The caterpillars feed on a wide range of herbaceous plants and even dry leaves and can become a pest. They initially mine the leaves. Later, they spin together leaves or flowers for pupation.

==Taxonomy==
The flax tortrix is part of a cryptic species complex, and its taxonomy has been quite confused. For long, it was known as "C. wahlbomiana", a name that has led to many misidentifications (see below) until it was finally suppressed in favor of C. virgaureana. That, however, subsequently turned out to refer to the same species as the earlier-described C. asseclana, and thus the latter name became the senior synonym. Obsolete scientific names (junior synonyms and others) of C. asseclana are:
- Cnephasia confluens Réal, 1952
- Cnephasia interjectana (Haworth, [1811])
- Cnephasia latior Réal, 1953
- Cnephasia mediocris Réal, 1953
- Cnephasia oleraceana (Gibson, 1916)
- Cnephasia virgaureana (Treitschke, 1835)

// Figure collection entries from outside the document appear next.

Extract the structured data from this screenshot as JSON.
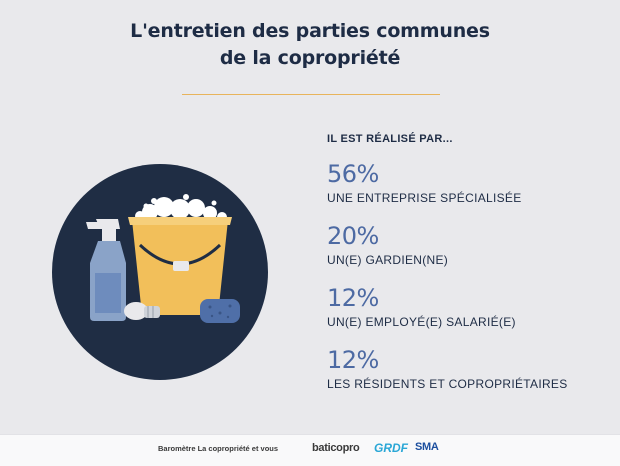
{
  "title_line1": "L'entretien des parties communes",
  "title_line2": "de la copropriété",
  "subheading": "IL EST RÉALISÉ PAR...",
  "chart_data": {
    "type": "table",
    "unit": "%",
    "categories": [
      "UNE ENTREPRISE SPÉCIALISÉE",
      "UN(E) GARDIEN(NE)",
      "UN(E) EMPLOYÉ(E) SALARIÉ(E)",
      "LES RÉSIDENTS ET COPROPRIÉTAIRES"
    ],
    "values": [
      56,
      20,
      12,
      12
    ],
    "value_labels": [
      "56%",
      "20%",
      "12%",
      "12%"
    ]
  },
  "footer": {
    "caption": "Baromètre La copropriété et vous",
    "logo1": "baticopro",
    "logo2": "GRDF",
    "logo3": "SMA"
  },
  "colors": {
    "background": "#e9e9ec",
    "navy": "#1e2c45",
    "value_blue": "#4d6aa3",
    "accent_rule": "#e8b45c",
    "bucket": "#f2bf5a",
    "sponge": "#4f6fa8"
  }
}
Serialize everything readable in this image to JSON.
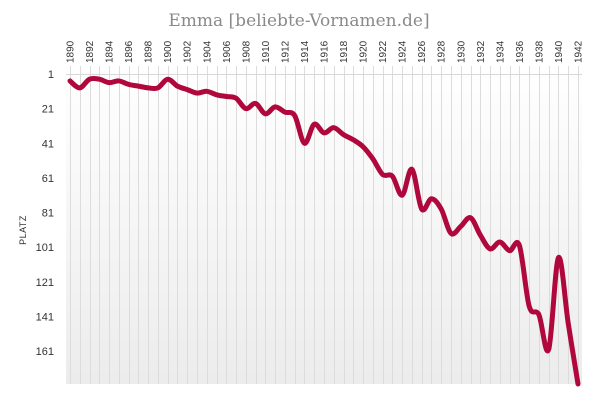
{
  "chart_data": {
    "type": "line",
    "title": "Emma  [beliebte-Vornamen.de]",
    "ylabel": "PLATZ",
    "xlabel": "",
    "y_inverted": true,
    "ylim": [
      1,
      180
    ],
    "xlim": [
      1890,
      1942
    ],
    "x_ticks": [
      "1890",
      "1892",
      "1894",
      "1896",
      "1898",
      "1900",
      "1902",
      "1904",
      "1906",
      "1908",
      "1910",
      "1912",
      "1914",
      "1916",
      "1918",
      "1920",
      "1922",
      "1924",
      "1926",
      "1928",
      "1930",
      "1932",
      "1934",
      "1936",
      "1938",
      "1940",
      "1942"
    ],
    "y_ticks": [
      1,
      21,
      41,
      61,
      81,
      101,
      121,
      141,
      161
    ],
    "grid": "vertical",
    "line_color": "#b0073d",
    "series": [
      {
        "name": "",
        "x": [
          1890,
          1891,
          1892,
          1893,
          1894,
          1895,
          1896,
          1897,
          1898,
          1899,
          1900,
          1901,
          1902,
          1903,
          1904,
          1905,
          1906,
          1907,
          1908,
          1909,
          1910,
          1911,
          1912,
          1913,
          1914,
          1915,
          1916,
          1917,
          1918,
          1919,
          1920,
          1921,
          1922,
          1923,
          1924,
          1925,
          1926,
          1927,
          1928,
          1929,
          1930,
          1931,
          1932,
          1933,
          1934,
          1935,
          1936,
          1937,
          1938,
          1939,
          1940,
          1941,
          1942
        ],
        "values": [
          5,
          9,
          4,
          4,
          6,
          5,
          7,
          8,
          9,
          9,
          4,
          8,
          10,
          12,
          11,
          13,
          14,
          15,
          21,
          18,
          24,
          20,
          23,
          25,
          41,
          30,
          35,
          32,
          36,
          39,
          43,
          50,
          59,
          60,
          71,
          56,
          79,
          73,
          79,
          93,
          89,
          84,
          94,
          102,
          98,
          103,
          100,
          135,
          140,
          160,
          107,
          145,
          180
        ]
      }
    ]
  }
}
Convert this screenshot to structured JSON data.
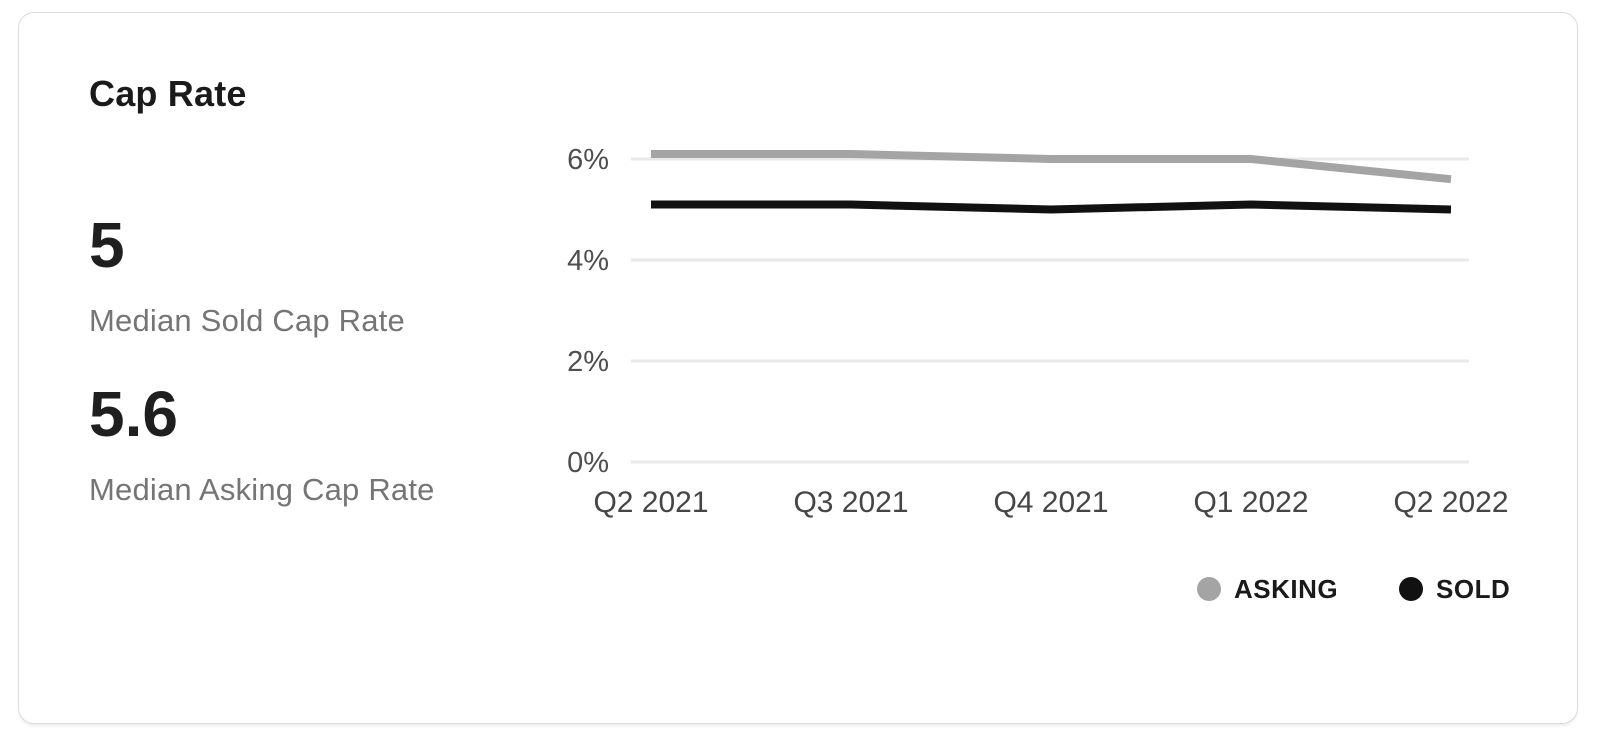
{
  "card": {
    "title": "Cap Rate",
    "stats": [
      {
        "value": "5",
        "label": "Median Sold Cap Rate"
      },
      {
        "value": "5.6",
        "label": "Median Asking Cap Rate"
      }
    ]
  },
  "chart_data": {
    "type": "line",
    "title": "Cap Rate",
    "categories": [
      "Q2 2021",
      "Q3 2021",
      "Q4 2021",
      "Q1 2022",
      "Q2 2022"
    ],
    "series": [
      {
        "name": "ASKING",
        "color": "#a4a4a4",
        "values": [
          6.1,
          6.1,
          6.0,
          6.0,
          5.6
        ]
      },
      {
        "name": "SOLD",
        "color": "#111111",
        "values": [
          5.1,
          5.1,
          5.0,
          5.1,
          5.0
        ]
      }
    ],
    "xlabel": "",
    "ylabel": "",
    "y_axis": {
      "ticks": [
        {
          "label": "6%",
          "value": 6
        },
        {
          "label": "4%",
          "value": 4
        },
        {
          "label": "2%",
          "value": 2
        },
        {
          "label": "0%",
          "value": 0
        }
      ],
      "format": "percent"
    },
    "ylim": [
      0,
      6
    ],
    "grid": "horizontal",
    "legend_position": "bottom-right"
  },
  "colors": {
    "gridline": "#e9e9e9",
    "axis_tick_text": "#4f4f4f",
    "axis_label_text": "#454545",
    "legend_text": "#1a1a1a",
    "card_border": "#dcdcdc",
    "title_text": "#1a1a1a",
    "stat_value_text": "#1f1f1f",
    "stat_label_text": "#757575"
  }
}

- Cnephasia virgaurenana (lapsus)
- Cnephasia wahlbomiana (Linnaeus, 1758)
- Sciaphila virgaureana Treitschke, 1835
- Tortrix interjectana Haworth, [1811]
- Tortrix oleraceana Gibson, 1916
- Tortrix wahlbomiana Linnaeus, 1758

"C. wahlbomiana" was also variously applied to C. alticolana, C. cupressivorana, C. communana, C. genitalana, and probably others of the C. asseclana complex. In at least one seminal study, it was even used for Eana derivana as it seems.